The California company bought the building from Pershing Square Associates for $6.7 million in February 2017, according to county records. Pershing Square Associates was formed in 1979 and terminated this year, according to the Pennsylvania Secretary of State.

The California Secretary of State’s office lists Brian Chien-Chih Chen as the manager of I Choose Not To Run, which was registered in Pacific Palisades in July 2016. Chen is a business partner with wealthy real estate investor Alan Smolinisky, according to news accounts.

Chen was Smolinisky’s landlord when Smolinisky was a student at the University of Southern California in the 1990s. Together, they founded Conquest Student Housing. The company built and operated high-end housing for USC and University of California-Santa Barbara students before the partners sold it in 2009, according to a 2013 story in the Los Angeles Times.

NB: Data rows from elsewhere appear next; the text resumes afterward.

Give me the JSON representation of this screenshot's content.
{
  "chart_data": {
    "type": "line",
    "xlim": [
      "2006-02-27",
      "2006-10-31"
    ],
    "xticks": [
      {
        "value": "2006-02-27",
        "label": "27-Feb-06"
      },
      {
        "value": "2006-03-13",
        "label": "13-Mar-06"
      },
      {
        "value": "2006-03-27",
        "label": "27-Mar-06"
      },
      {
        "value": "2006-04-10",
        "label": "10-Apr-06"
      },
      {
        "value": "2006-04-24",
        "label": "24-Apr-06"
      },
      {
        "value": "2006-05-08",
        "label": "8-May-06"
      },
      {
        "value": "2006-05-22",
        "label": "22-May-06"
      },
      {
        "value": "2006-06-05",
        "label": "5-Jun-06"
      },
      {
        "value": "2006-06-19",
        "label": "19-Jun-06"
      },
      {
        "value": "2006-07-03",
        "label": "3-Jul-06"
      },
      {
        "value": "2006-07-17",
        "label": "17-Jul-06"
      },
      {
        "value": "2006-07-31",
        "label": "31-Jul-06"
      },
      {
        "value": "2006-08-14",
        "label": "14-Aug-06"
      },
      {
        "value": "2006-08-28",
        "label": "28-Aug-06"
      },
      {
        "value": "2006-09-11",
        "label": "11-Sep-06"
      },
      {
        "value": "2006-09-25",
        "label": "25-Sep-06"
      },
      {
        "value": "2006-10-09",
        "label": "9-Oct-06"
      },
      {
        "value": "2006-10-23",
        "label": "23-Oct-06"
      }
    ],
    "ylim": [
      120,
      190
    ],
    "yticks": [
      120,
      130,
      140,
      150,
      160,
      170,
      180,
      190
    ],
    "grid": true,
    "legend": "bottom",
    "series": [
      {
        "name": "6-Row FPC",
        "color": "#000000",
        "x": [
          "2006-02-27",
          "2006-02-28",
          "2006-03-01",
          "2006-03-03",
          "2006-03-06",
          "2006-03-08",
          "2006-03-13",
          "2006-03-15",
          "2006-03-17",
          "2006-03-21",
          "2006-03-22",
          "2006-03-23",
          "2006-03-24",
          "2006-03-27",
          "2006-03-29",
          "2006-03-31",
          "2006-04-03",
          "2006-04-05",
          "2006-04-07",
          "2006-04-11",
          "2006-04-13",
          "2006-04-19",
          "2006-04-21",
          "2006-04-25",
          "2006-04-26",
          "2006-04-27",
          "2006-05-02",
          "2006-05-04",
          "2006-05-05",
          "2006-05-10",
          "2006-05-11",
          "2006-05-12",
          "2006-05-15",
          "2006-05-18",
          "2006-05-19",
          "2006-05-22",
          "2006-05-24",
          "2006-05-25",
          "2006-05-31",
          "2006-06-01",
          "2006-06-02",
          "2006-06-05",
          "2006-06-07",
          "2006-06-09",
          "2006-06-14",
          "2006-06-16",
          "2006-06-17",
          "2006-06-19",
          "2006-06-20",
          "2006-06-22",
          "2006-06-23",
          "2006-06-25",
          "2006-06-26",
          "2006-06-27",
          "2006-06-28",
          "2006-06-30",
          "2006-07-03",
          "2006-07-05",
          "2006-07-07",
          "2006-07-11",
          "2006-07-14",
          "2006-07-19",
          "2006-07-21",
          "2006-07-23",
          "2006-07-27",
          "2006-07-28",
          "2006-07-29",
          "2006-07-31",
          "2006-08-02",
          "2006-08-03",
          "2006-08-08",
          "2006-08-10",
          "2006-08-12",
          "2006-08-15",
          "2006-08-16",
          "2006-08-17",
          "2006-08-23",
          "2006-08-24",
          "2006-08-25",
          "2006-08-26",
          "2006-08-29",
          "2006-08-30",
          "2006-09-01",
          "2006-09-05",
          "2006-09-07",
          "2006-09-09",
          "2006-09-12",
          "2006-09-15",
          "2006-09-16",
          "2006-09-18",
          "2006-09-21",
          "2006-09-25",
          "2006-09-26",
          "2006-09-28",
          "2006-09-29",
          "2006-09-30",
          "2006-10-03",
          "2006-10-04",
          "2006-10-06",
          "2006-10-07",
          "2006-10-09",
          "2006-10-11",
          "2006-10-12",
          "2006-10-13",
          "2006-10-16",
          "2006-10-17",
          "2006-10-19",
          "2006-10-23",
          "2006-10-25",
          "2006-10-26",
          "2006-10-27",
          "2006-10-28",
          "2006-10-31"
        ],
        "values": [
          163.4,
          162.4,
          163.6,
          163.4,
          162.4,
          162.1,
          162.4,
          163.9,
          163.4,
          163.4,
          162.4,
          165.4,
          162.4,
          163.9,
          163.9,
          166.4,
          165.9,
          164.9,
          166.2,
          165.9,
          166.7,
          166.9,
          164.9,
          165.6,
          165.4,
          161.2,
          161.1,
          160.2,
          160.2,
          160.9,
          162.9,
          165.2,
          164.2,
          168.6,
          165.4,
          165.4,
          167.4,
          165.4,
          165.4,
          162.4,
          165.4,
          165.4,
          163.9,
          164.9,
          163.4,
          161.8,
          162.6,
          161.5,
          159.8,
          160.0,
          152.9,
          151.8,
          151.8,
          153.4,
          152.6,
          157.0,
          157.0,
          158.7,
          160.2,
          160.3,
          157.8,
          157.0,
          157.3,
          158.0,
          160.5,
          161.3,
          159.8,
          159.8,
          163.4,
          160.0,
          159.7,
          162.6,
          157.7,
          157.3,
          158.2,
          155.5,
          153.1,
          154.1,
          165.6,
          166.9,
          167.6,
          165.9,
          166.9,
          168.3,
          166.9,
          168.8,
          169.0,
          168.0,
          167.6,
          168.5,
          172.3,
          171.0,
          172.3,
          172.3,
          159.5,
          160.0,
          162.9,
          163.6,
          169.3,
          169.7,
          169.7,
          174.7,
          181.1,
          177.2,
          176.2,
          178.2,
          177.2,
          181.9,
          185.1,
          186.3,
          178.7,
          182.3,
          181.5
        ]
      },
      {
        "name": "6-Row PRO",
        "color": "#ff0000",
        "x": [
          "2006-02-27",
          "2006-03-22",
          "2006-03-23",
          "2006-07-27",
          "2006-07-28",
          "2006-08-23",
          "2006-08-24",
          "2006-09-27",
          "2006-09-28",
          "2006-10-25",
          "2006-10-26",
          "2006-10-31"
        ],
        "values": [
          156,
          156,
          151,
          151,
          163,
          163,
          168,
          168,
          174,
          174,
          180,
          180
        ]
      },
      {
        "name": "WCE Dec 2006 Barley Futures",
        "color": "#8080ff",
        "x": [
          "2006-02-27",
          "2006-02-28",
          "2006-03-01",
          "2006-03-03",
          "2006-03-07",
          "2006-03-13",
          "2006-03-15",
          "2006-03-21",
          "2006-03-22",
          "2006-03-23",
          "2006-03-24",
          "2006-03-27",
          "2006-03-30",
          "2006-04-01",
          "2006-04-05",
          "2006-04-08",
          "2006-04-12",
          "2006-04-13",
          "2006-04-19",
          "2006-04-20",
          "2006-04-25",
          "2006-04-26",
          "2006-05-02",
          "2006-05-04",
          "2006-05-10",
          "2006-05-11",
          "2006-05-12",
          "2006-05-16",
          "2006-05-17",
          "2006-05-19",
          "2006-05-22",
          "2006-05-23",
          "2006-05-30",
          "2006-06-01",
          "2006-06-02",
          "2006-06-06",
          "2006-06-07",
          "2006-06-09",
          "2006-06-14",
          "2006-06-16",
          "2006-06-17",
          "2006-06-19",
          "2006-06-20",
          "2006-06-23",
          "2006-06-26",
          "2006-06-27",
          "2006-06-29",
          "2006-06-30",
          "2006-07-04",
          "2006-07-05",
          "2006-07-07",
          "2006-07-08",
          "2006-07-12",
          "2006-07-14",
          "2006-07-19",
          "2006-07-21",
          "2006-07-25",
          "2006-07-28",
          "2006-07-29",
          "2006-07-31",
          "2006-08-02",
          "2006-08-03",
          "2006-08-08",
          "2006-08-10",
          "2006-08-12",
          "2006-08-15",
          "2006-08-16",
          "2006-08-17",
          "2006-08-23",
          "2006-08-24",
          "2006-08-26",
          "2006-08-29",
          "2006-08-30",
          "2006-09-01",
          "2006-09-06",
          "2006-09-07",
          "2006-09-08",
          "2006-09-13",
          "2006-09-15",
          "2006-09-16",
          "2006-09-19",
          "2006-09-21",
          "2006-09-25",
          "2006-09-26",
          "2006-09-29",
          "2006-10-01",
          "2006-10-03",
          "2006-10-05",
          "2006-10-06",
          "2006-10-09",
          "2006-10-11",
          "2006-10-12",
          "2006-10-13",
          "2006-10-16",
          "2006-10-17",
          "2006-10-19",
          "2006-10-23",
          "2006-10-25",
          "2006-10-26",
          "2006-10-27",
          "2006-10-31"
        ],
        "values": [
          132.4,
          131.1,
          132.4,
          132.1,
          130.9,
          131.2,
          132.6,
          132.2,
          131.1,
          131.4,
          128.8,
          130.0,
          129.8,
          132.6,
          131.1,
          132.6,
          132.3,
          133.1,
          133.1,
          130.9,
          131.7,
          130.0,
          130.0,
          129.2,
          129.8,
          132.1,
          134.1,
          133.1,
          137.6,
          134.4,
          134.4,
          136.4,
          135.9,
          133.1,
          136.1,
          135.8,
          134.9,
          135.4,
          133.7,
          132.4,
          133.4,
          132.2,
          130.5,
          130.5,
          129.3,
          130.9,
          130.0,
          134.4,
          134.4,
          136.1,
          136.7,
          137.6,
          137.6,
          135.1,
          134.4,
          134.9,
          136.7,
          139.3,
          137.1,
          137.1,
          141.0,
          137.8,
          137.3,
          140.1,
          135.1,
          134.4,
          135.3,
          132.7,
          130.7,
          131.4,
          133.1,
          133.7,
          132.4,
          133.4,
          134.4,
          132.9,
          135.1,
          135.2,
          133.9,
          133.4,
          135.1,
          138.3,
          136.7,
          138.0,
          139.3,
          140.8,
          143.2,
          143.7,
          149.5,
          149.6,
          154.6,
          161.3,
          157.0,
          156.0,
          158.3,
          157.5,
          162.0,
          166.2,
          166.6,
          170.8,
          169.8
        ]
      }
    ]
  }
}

Conquest properties were listed as being owned by several different limited liability companies, including the White Album Housing LLC, Sgt. Pepper Housing, Magical Mystery Tour, All You Need is Love and Yellow Submarine, according to a 2006 report by the UC Santa Barbara newspaper. All are references to albums or songs by The Beatles.

I Choose Not To Run is listed as a real estate investment business by the California Secretary of State.

The company’s name is an apparent reference to the 1994 “Seinfeld” episode “The Race,” in which the character Jerry balks at a track race rematch against a high school rival, stating, “I choose not to run.”

Smolinisky and Chen also operate Beverly Hills-based Triple Lindy Urban Renewal LLC. HUD last year listed the company as the applicant/grant recipient of a $15.2 million apartment complex project in Toms River, N.J.

That company’s name is an apparent reference to a dive featured in the 1986 Rodney Dangerfield comedy film “Back to School.”